The Devil You Know by Trish Doller

The Devil You Know by Trish Doller

Author:Trish Doller
Language: eng
Format: epub
Publisher: Bloomsbury Publishing
Published: 2015-06-27T16:00:00+00:00


Chapter 10

We’re aimlessly meandering the back roads around Cassadaga, wasting gas and killing time until midnight, when we come across the Our Lady of the Lakes Summer Festival. Carnival music and the shrieks of those brave enough to try the carny rides stretch out to the highway. The colored lights of the skeletal-looking rides are muted in the daylight, but they’re still a siren’s song for three people in need of something to do.

“We should go.” Matt, reading my mind, pokes his face between the front seats. “Elephant ears. Tilt-a-Whirl. Corn dogs. Dude, look”—he taps Noah’s shoulder and points in the direction of a giant steel wheel—“Ring of Fire.”

Noah does a vigorous head-bob, a smile breaking across his face. “We should go.”

Parked cars spill out of the regular church lot into an adjoining dirt field. Clearly a popular festival. Noah finds a space at the back in the shade of some trees. Perfect for Molly, dozing on the backseat floor after an hour of nonstop fetch back at our campsite in the park. How Noah’s not suffering a sore arm after all that throwing is beyond me.

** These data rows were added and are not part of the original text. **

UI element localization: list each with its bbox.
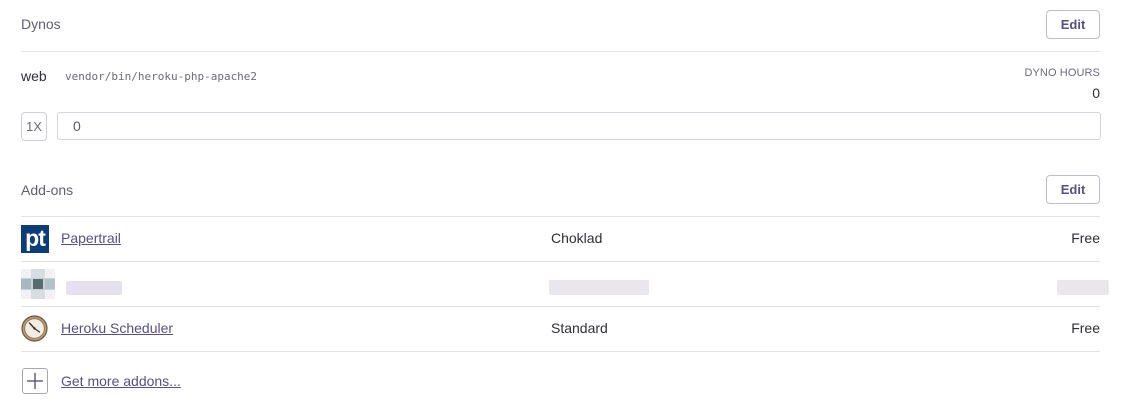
blurred-addon-plan [549,280,649,295]
addons-section-title: Add-ons [21,182,74,198]
dynos-section-title: Dynos [21,16,61,32]
dyno-process-name: web [21,68,47,84]
addon-link-heroku-scheduler[interactable]: Heroku Scheduler [61,320,173,336]
addon-price: Free [1071,230,1100,246]
addon-link-papertrail[interactable]: Papertrail [61,230,121,246]
divider [21,261,1100,262]
plus-icon [27,373,43,389]
divider [21,351,1100,352]
addons-edit-button[interactable]: Edit [1046,175,1100,204]
addon-plan: Standard [551,320,608,336]
dyno-size-badge[interactable]: 1X [21,112,47,141]
divider [21,51,1100,52]
dyno-command: vendor/bin/heroku-php-apache2 [65,70,258,83]
blurred-addon-price [1057,280,1109,295]
divider [21,216,1100,217]
addon-price: Free [1071,320,1100,336]
addon-plan: Choklad [551,230,603,246]
addon-row-papertrail: pt [21,225,49,253]
dyno-hours-value: 0 [1092,85,1100,101]
papertrail-logo-icon: pt [21,225,49,253]
blurred-addon-name [66,281,122,295]
get-more-addons-link[interactable]: Get more addons... [61,373,181,389]
blurred-addon-icon [21,269,55,299]
dynos-edit-button[interactable]: Edit [1046,10,1100,39]
clock-icon [21,315,48,342]
add-addon-button[interactable] [22,368,48,394]
dyno-quantity-input[interactable]: 0 [57,112,1101,140]
divider [21,306,1100,307]
dyno-hours-label: DYNO HOURS [1024,67,1100,79]
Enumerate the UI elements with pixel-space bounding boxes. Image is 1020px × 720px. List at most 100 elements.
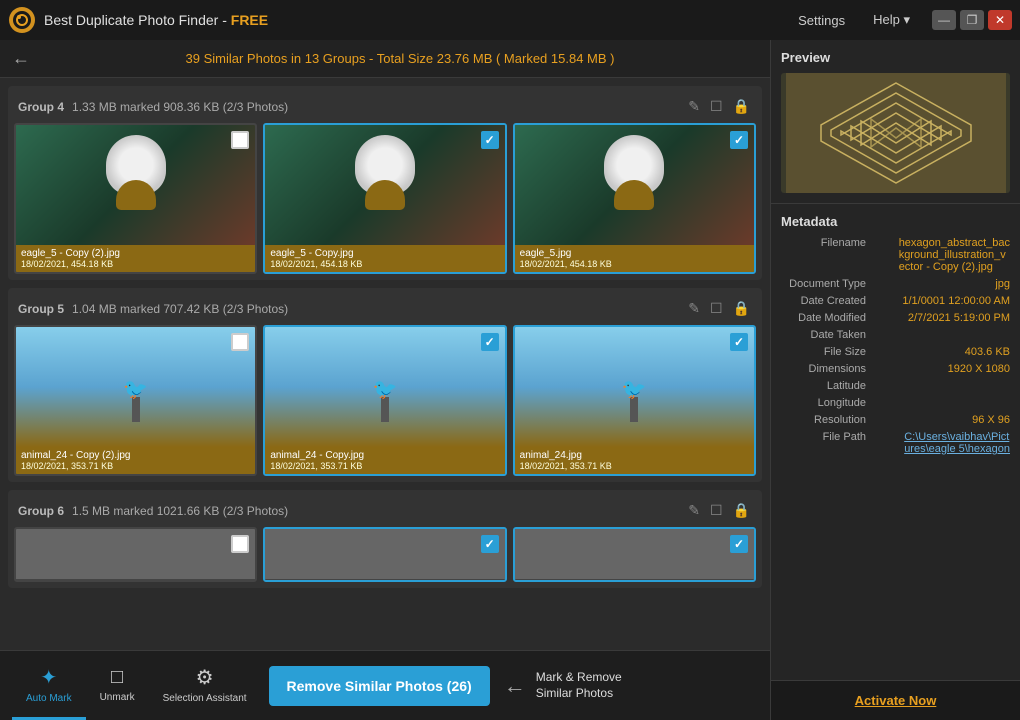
photo-card[interactable] [14, 527, 257, 582]
group4-checkbox-button[interactable]: ☐ [708, 96, 725, 117]
seagull-image-3 [515, 327, 754, 447]
photo-card[interactable]: animal_24 - Copy (2).jpg 18/02/2021, 353… [14, 325, 257, 476]
group-container-5: Group 5 1.04 MB marked 707.42 KB (2/3 Ph… [8, 288, 762, 482]
group6-checkbox-button[interactable]: ☐ [708, 500, 725, 521]
group6-lock-button[interactable]: 🔒 [731, 500, 752, 521]
group4-edit-button[interactable]: ✎ [686, 96, 702, 117]
group5-edit-button[interactable]: ✎ [686, 298, 702, 319]
photo-checkbox[interactable] [481, 333, 499, 351]
photo-meta: 18/02/2021, 353.71 KB [21, 461, 250, 471]
groups-area[interactable]: Group 4 1.33 MB marked 908.36 KB (2/3 Ph… [0, 78, 770, 650]
photo-card[interactable]: animal_24.jpg 18/02/2021, 353.71 KB [513, 325, 756, 476]
photo-checkbox-1[interactable] [231, 131, 249, 149]
metadata-section: Metadata Filename hexagon_abstract_backg… [771, 204, 1020, 680]
photo-card[interactable] [513, 527, 756, 582]
group6-photos-row [14, 527, 756, 582]
meta-key-resolution: Resolution [781, 414, 866, 426]
remove-similar-photos-button[interactable]: Remove Similar Photos (26) [269, 666, 490, 706]
placeholder-image [265, 529, 504, 579]
activate-bar: Activate Now [771, 680, 1020, 720]
settings-button[interactable]: Settings [792, 9, 851, 32]
preview-section: Preview [771, 40, 1020, 204]
help-chevron-icon: ▾ [903, 12, 910, 27]
photo-meta-3: 18/02/2021, 454.18 KB [520, 259, 749, 269]
help-label: Help [873, 12, 900, 27]
group5-checkbox-button[interactable]: ☐ [708, 298, 725, 319]
unmark-toolbar-item[interactable]: □ Unmark [86, 651, 149, 720]
photo-card[interactable]: animal_24 - Copy.jpg 18/02/2021, 353.71 … [263, 325, 506, 476]
meta-row-dimensions: Dimensions 1920 X 1080 [781, 363, 1010, 375]
photo-card[interactable]: eagle_5 - Copy.jpg 18/02/2021, 454.18 KB [263, 123, 506, 274]
photo-meta: 18/02/2021, 353.71 KB [520, 461, 749, 471]
app-logo-icon [8, 6, 36, 34]
meta-key-filename: Filename [781, 237, 866, 273]
group6-edit-button[interactable]: ✎ [686, 500, 702, 521]
placeholder-visual [265, 529, 504, 579]
hexagon-preview-svg [786, 73, 1006, 193]
meta-key-dimensions: Dimensions [781, 363, 866, 375]
photo-name-1: eagle_5 - Copy (2).jpg [21, 248, 250, 259]
photo-checkbox[interactable] [730, 535, 748, 553]
group4-actions: ✎ ☐ 🔒 [686, 96, 752, 117]
meta-row-longitude: Longitude [781, 397, 1010, 409]
placeholder-image [515, 529, 754, 579]
free-label: FREE [231, 12, 268, 28]
auto-mark-label: Auto Mark [26, 693, 72, 704]
photo-name-2: eagle_5 - Copy.jpg [270, 248, 499, 259]
back-button[interactable]: ← [12, 48, 30, 69]
meta-key-doctype: Document Type [781, 278, 866, 290]
placeholder-image [16, 529, 255, 579]
photo-checkbox[interactable] [231, 535, 249, 553]
meta-val-doctype: jpg [995, 278, 1010, 290]
photo-checkbox-3[interactable] [730, 131, 748, 149]
meta-val-filesize: 403.6 KB [965, 346, 1010, 358]
photo-info: animal_24.jpg 18/02/2021, 353.71 KB [515, 447, 754, 474]
photo-checkbox-2[interactable] [481, 131, 499, 149]
group6-name: Group 6 [18, 504, 64, 518]
group5-stats: 1.04 MB marked 707.42 KB (2/3 Photos) [72, 302, 686, 316]
close-button[interactable]: ✕ [988, 10, 1012, 30]
meta-row-doctype: Document Type jpg [781, 278, 1010, 290]
selection-assistant-icon: ⚙ [196, 665, 214, 690]
photo-checkbox[interactable] [481, 535, 499, 553]
group5-name: Group 5 [18, 302, 64, 316]
checkbox-checked [481, 333, 499, 351]
help-button[interactable]: Help ▾ [867, 8, 916, 32]
group4-lock-button[interactable]: 🔒 [731, 96, 752, 117]
placeholder-visual [515, 529, 754, 579]
placeholder-visual [16, 529, 255, 579]
group-container-4: Group 4 1.33 MB marked 908.36 KB (2/3 Ph… [8, 86, 762, 280]
meta-key-latitude: Latitude [781, 380, 866, 392]
auto-mark-toolbar-item[interactable]: ✦ Auto Mark [12, 651, 86, 720]
arrow-icon: ← [504, 673, 526, 699]
checkbox-checked [730, 535, 748, 553]
photo-checkbox[interactable] [231, 333, 249, 351]
group-container-6: Group 6 1.5 MB marked 1021.66 KB (2/3 Ph… [8, 490, 762, 588]
seagull-image-1 [16, 327, 255, 447]
title-left: Best Duplicate Photo Finder - FREE [8, 6, 268, 34]
activate-now-button[interactable]: Activate Now [855, 693, 937, 708]
meta-row-datecreated: Date Created 1/1/0001 12:00:00 AM [781, 295, 1010, 307]
selection-assistant-label: Selection Assistant [163, 693, 247, 704]
group4-photos-row: eagle_5 - Copy (2).jpg 18/02/2021, 454.1… [14, 123, 756, 274]
photo-info: animal_24 - Copy (2).jpg 18/02/2021, 353… [16, 447, 255, 474]
meta-key-datemodified: Date Modified [781, 312, 866, 324]
meta-val-filepath[interactable]: C:\Users\vaibhav\Pictures\eagle 5\hexago… [904, 431, 1010, 455]
photo-card[interactable]: eagle_5.jpg 18/02/2021, 454.18 KB [513, 123, 756, 274]
photo-card[interactable]: eagle_5 - Copy (2).jpg 18/02/2021, 454.1… [14, 123, 257, 274]
photo-card[interactable] [263, 527, 506, 582]
checkbox-unchecked [231, 333, 249, 351]
minimize-button[interactable]: — [932, 10, 956, 30]
photo-name: animal_24.jpg [520, 450, 749, 461]
group5-lock-button[interactable]: 🔒 [731, 298, 752, 319]
bottom-toolbar: ✦ Auto Mark □ Unmark ⚙ Selection Assista… [0, 650, 770, 720]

We leave the dog a bowl of bottled water—he says she’ll be okay—and buy our admissions to the carnival.

“You guys are really planning to go on the rides?” I ask, as a man stamps the back of my hand with glow-in-the-dark ink. “I mean, why would you trust anything that collapses to fit in a truck? They’re like portable death traps.”

“Exactly what makes them so much fun,” Matt says. “And you haven’t really lived until you’ve experienced Ring of Fire.”

“On the other hand, I haven’t really died, either.”

Noah laughs. “We’ve both ridden it and lived to tell the tale.”

“Now it’s your turn,” Matt says.

The rides midway is at the opposite end of a gauntlet of food stands that taunt us with the scent of Italian sausage, deep-fried foods, and a sweet note of powdered sugar that reminds me of my mom.

Every spring, usually in April, High Springs holds Pioneer Days. There’s a midway of homemade food and crafts tents, pony rides, a Wild West-style shootout between cowboy reenactors, an old-timey tractor show, and historical Native American displays. It’s not fancy and might be considered slightly cheesy, but most everyone in High Springs turns out and it’s just small-town nice.

When I was about six—right around the time I developed an obsession for the Little House on the Prairie books—Mom sewed me a blue calico dress and matching sunbonnet that I wore to Pioneer Days. Jason Kendrick was chasing me through the park on Saturday afternoon when I fell and tore a hole in the dress. After she wiped my tears and convinced me a calico patch would be even more Laura Ingalls than the original, Mom introduced me to funnel cakes. Eventually I outgrew the dress and moved past the Little House books, but every year my mom and I would share a funnel cake at Pioneer Days.

“Would you do it for some cotton candy? Fried pickles?” Noah asks.